L’idée qu’il existe une « crise » de la liberté d’expression dans les universités britanniques s’est considérablement répandue au cours de la dernière décennie. « No platforming », « safe spaces » et « trigger warnings » ont été brandis par les conservateurs, les libertaires et les « libéraux classiques » comme la sainte trinité des méthodes de censure sur les campus – des menaces supposées pour la liberté d’expression et la liberté académique.
Il y a beaucoup de sympathie pour ce point de vue au sein du parti conservateur. Pendant la campagne électorale de 2019, il s’est engagé à « renforcer la liberté académique et la liberté d’expression dans les universités ». Maintenant que les Tories ont été réélus, ils commencent à faire du bruit : dans le Times au début du mois, le secrétaire à l’éducation Gavin Williamson a déclaré que si les universités ne prenaient pas de mesures pour protéger la liberté d’expression sur le campus, le gouvernement le ferait lui-même.
Comme Nesrine Malik et William Davies l’ont tous deux décrit, le mythe d’une « crise » de la liberté d’expression a été répandu par la droite dans le cadre d’une guerre culturelle plus large contre le « politiquement correct », le « wokeness » et la « politique identitaire ». À une époque où les conservateurs et la droite populiste ont pris l’ascendant, la guerre culturelle s’est abattue sur les universités, car elles constituent un champ de bataille important contre le racisme, la misogynie, l’homophobie et la transphobie (ainsi que les hiérarchies de classe traditionnelles).
Mais les appels à l’intervention du gouvernement pour protéger la liberté d’expression sur les campus ont une histoire beaucoup plus longue.
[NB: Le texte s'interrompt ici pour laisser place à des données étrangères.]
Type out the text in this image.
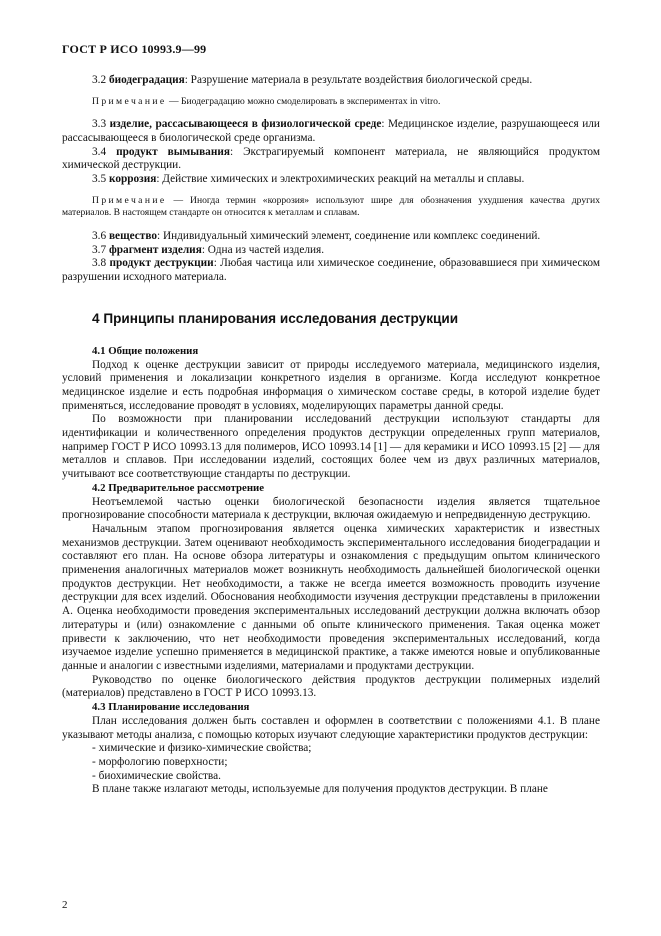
ГОСТ Р ИСО 10993.9—99

3.2 биодеградация: Разрушение материала в результате воздействия биологической среды.

Примечание — Биодеградацию можно смоделировать в экспериментах in vitro.

3.3 изделие, рассасывающееся в физиологической среде: Медицинское изделие, разрушающееся или рассасывающееся в биологической среде организма.

3.4 продукт вымывания: Экстрагируемый компонент материала, не являющийся продуктом химической деструкции.

3.5 коррозия: Действие химических и электрохимических реакций на металлы и сплавы.

Примечание — Иногда термин «коррозия» используют шире для обозначения ухудшения качества других материалов. В настоящем стандарте он относится к металлам и сплавам.

3.6 вещество: Индивидуальный химический элемент, соединение или комплекс соединений.

3.7 фрагмент изделия: Одна из частей изделия.

3.8 продукт деструкции: Любая частица или химическое соединение, образовавшиеся при химическом разрушении исходного материала.

4 Принципы планирования исследования деструкции

4.1 Общие положения

Подход к оценке деструкции зависит от природы исследуемого материала, медицинского изделия, условий применения и локализации конкретного изделия в организме. Когда исследуют конкретное медицинское изделие и есть подробная информация о химическом составе среды, в которой изделие будет применяться, исследование проводят в условиях, моделирующих параметры данной среды.

По возможности при планировании исследований деструкции используют стандарты для идентификации и количественного определения продуктов деструкции определенных групп материалов, например ГОСТ Р ИСО 10993.13 для полимеров, ИСО 10993.14 [1] — для керамики и ИСО 10993.15 [2] — для металлов и сплавов. При исследовании изделий, состоящих более чем из двух различных материалов, учитывают все соответствующие стандарты по деструкции.

4.2 Предварительное рассмотрение

Неотъемлемой частью оценки биологической безопасности изделия является тщательное прогнозирование способности материала к деструкции, включая ожидаемую и непредвиденную деструкцию.

Начальным этапом прогнозирования является оценка химических характеристик и известных механизмов деструкции. Затем оценивают необходимость экспериментального исследования биодеградации и составляют его план. На основе обзора литературы и ознакомления с предыдущим опытом клинического применения аналогичных материалов может возникнуть необходимость дальнейшей биологической оценки продуктов деструкции. Нет необходимости, а также не всегда имеется возможность проводить изучение деструкции для всех изделий. Обоснования необходимости изучения деструкции представлены в приложении А. Оценка необходимости проведения экспериментальных исследований деструкции должна включать обзор литературы и (или) ознакомление с данными об опыте клинического применения. Такая оценка может привести к заключению, что нет необходимости проведения экспериментальных исследований, когда изучаемое изделие успешно применяется в медицинской практике, а также имеются новые и опубликованные данные и аналогии с известными изделиями, материалами и продуктами деструкции.

Руководство по оценке биологического действия продуктов деструкции полимерных изделий (материалов) представлено в ГОСТ Р ИСО 10993.13.

4.3 Планирование исследования

План исследования должен быть составлен и оформлен в соответствии с положениями 4.1. В плане указывают методы анализа, с помощью которых изучают следующие характеристики продуктов деструкции:

- химические и физико-химические свойства;

- морфологию поверхности;

- биохимические свойства.

В плане также излагают методы, используемые для получения продуктов деструкции. В плане

2
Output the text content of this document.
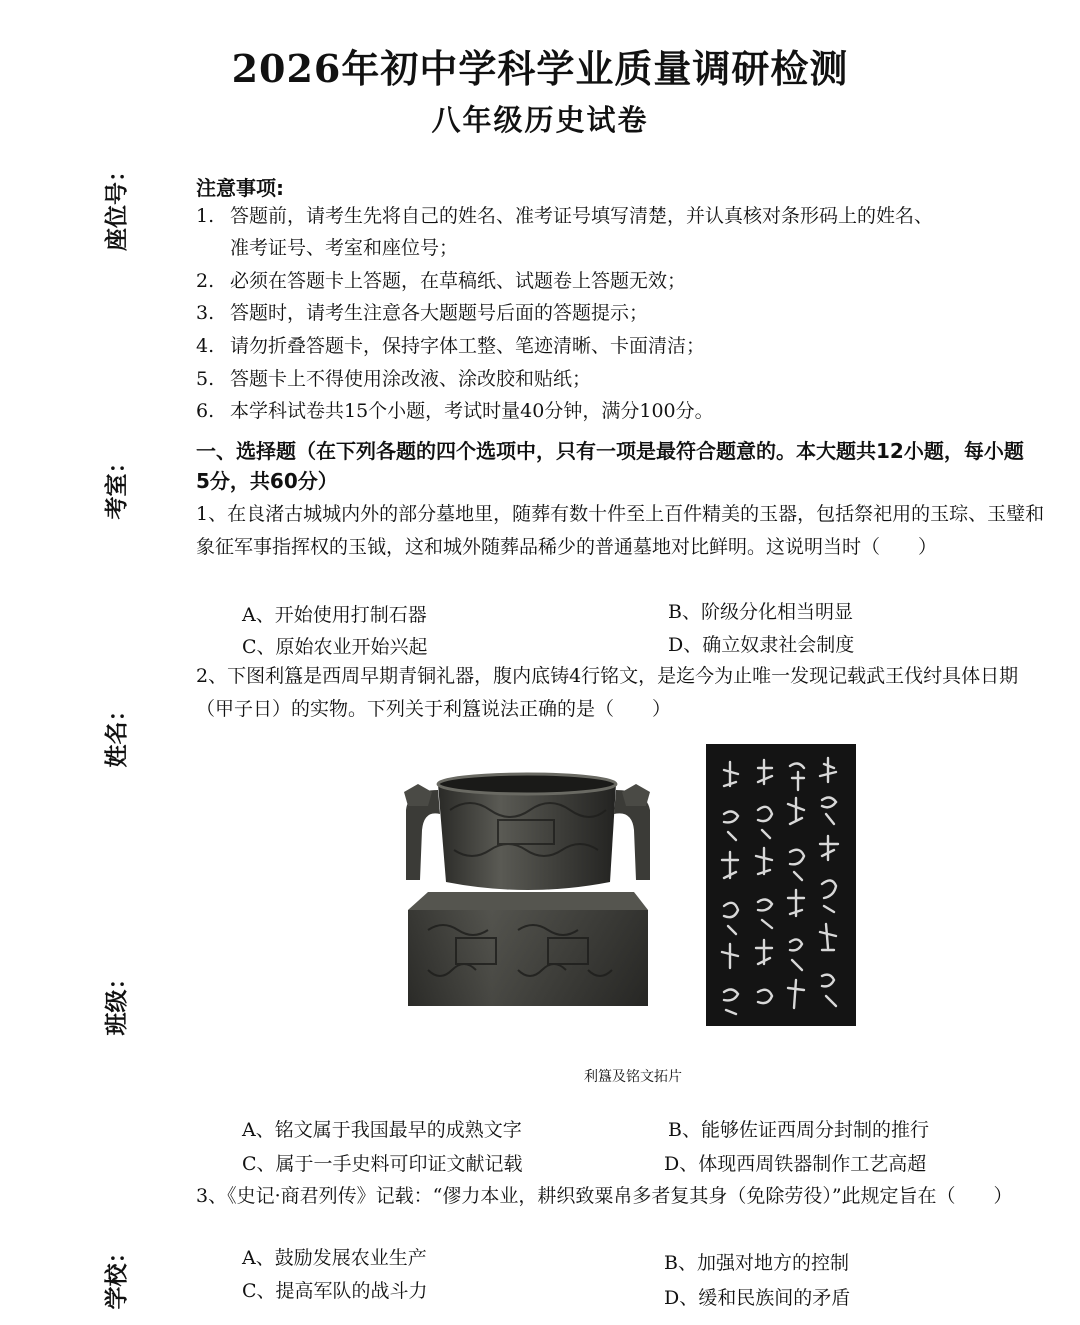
2026年初中学科学业质量调研检测
八年级历史试卷
座位号：
考室：
姓名：
班级：
学校：
注意事项:
1. 答题前，请考生先将自己的姓名、准考证号填写清楚，并认真核对条形码上的姓名、
准考证号、考室和座位号；
2. 必须在答题卡上答题，在草稿纸、试题卷上答题无效；
3. 答题时，请考生注意各大题题号后面的答题提示；
4. 请勿折叠答题卡，保持字体工整、笔迹清晰、卡面清洁；
5. 答题卡上不得使用涂改液、涂改胶和贴纸；
6. 本学科试卷共15个小题，考试时量40分钟，满分100分。
一、选择题（在下列各题的四个选项中，只有一项是最符合题意的。本大题共12小题，每小题5分，共60分）
1、在良渚古城城内外的部分墓地里，随葬有数十件至上百件精美的玉器，包括祭祀用的玉琮、玉璧和象征军事指挥权的玉钺，这和城外随葬品稀少的普通墓地对比鲜明。这说明当时（　　）
A、开始使用打制石器	B、阶级分化相当明显
C、原始农业开始兴起	D、确立奴隶社会制度
2、下图利簋是西周早期青铜礼器，腹内底铸4行铭文，是迄今为止唯一发现记载武王伐纣具体日期（甲子日）的实物。下列关于利簋说法正确的是（　　）
利簋及铭文拓片
A、铭文属于我国最早的成熟文字	B、能够佐证西周分封制的推行
C、属于一手史料可印证文献记载	D、体现西周铁器制作工艺高超
3、《史记·商君列传》记载：“僇力本业，耕织致粟帛多者复其身（免除劳役）”此规定旨在（　　）
A、鼓励发展农业生产	B、加强对地方的控制
C、提高军队的战斗力	D、缓和民族间的矛盾
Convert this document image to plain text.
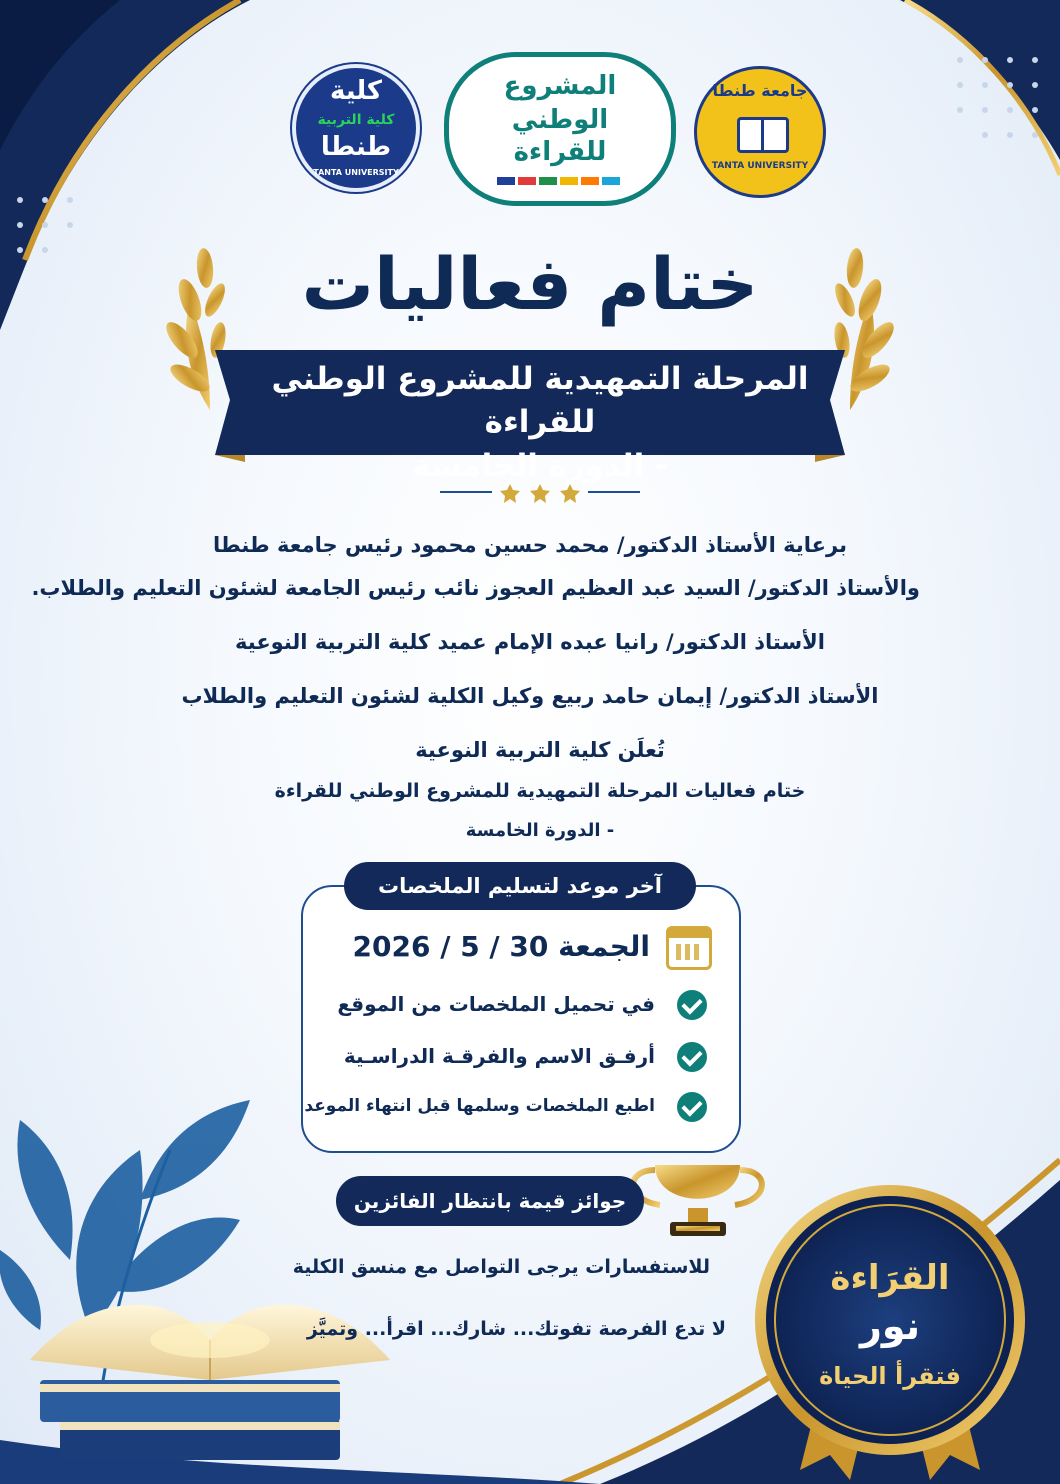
كلية
كلية التربية
طنطا
TANTA UNIVERSITY
المشروع
الوطني
للقراءة
جامعة طنطا
TANTA UNIVERSITY
ختام فعاليات
المرحلة التمهيدية للمشروع الوطني للقراءة
- الدورة الخامسة
برعاية الأستاذ الدكتور/ محمد حسين محمود رئيس جامعة طنطا
والأستاذ الدكتور/ السيد عبد العظيم العجوز نائب رئيس الجامعة لشئون التعليم والطلاب.
الأستاذ الدكتور/ رانيا عبده الإمام عميد كلية التربية النوعية
الأستاذ الدكتور/ إيمان حامد ربيع وكيل الكلية لشئون التعليم والطلاب
تُعلَن كلية التربية النوعية
ختام فعاليات المرحلة التمهيدية للمشروع الوطني للقراءة
- الدورة الخامسة
آخر موعد لتسليم الملخصات
الجمعة 30 / 5 / 2026
في تحميل الملخصات من الموقع
أرفـق الاسم والفرقـة الدراسـية
اطبع الملخصات وسلمها قبل انتهاء الموعد
جوائز قيمة بانتظار الفائزين
للاستفسارات يرجى التواصل مع منسق الكلية
لا تدع الفرصة تفوتك... شارك... اقرأ... وتميَّز
القرَاءة
نور
فتقرأ الحياة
Alors que le mouvement étudiant faisait rage en Grande-Bretagne à la fin des années 1960, des protestations ont eu lieu contre plusieurs orateurs controversés, comme Enoch Powell et le député de droite Patrick Wall, ce qui a entraîné des perturbations dans un certain nombre d’universités. Les médias et les politiciens conservateurs appellent à censurer les étudiants pour leurs protestations. Un éditorial du Times de mai 1968 a décrié « la réduction au silence des opposants par la foule » et a déploré que l’université devienne « le terreau de … l’opposition aveugle ».
En 1974, la National Union of Students a mis en œuvre la politique de « pas de tribune » pour les racistes et les fascistes. Au milieu des années 1980, certains étudiants de droite cherchaient à la renverser et d’autres de gauche à l’étendre au sein des syndicats étudiants individuels pour s’opposer aux sexistes, aux homophobes et aux politiciens de droite (en particulier ceux qui ont des positions dures sur l’immigration et le soutien à l’Afrique du Sud de l’apartheid). Lorsque ces politiciens ont fait des tournées de conférences dans les universités, ils se sont heurtés à l’opposition farouche des étudiants. John Carlisle a été agressé physiquement à l’université de Bradford en février 1986 ; plus tard dans l’année, Enoch Powell s’est vu lancer un sandwich au jambon à l’université de Bristol, alors que des étudiants prenaient d’assaut la scène.
L’attention intense des médias et les déclarations des politiciens ont donné l’impression que la liberté d’expression était attaquée dans les universités. Le secrétaire à l’éducation Sir Keith Joseph a qualifié les étudiants protestataires de « nouveaux barbares ». En réponse à ces protestations, le gouvernement Thatcher a inséré des clauses visant à protéger la liberté d’expression sur les campus dans la loi sur l’éducation (n° 2) de 1986, demandant que des « mesures raisonnables » soient prises pour garantir la liberté d’expression par les administrations universitaires.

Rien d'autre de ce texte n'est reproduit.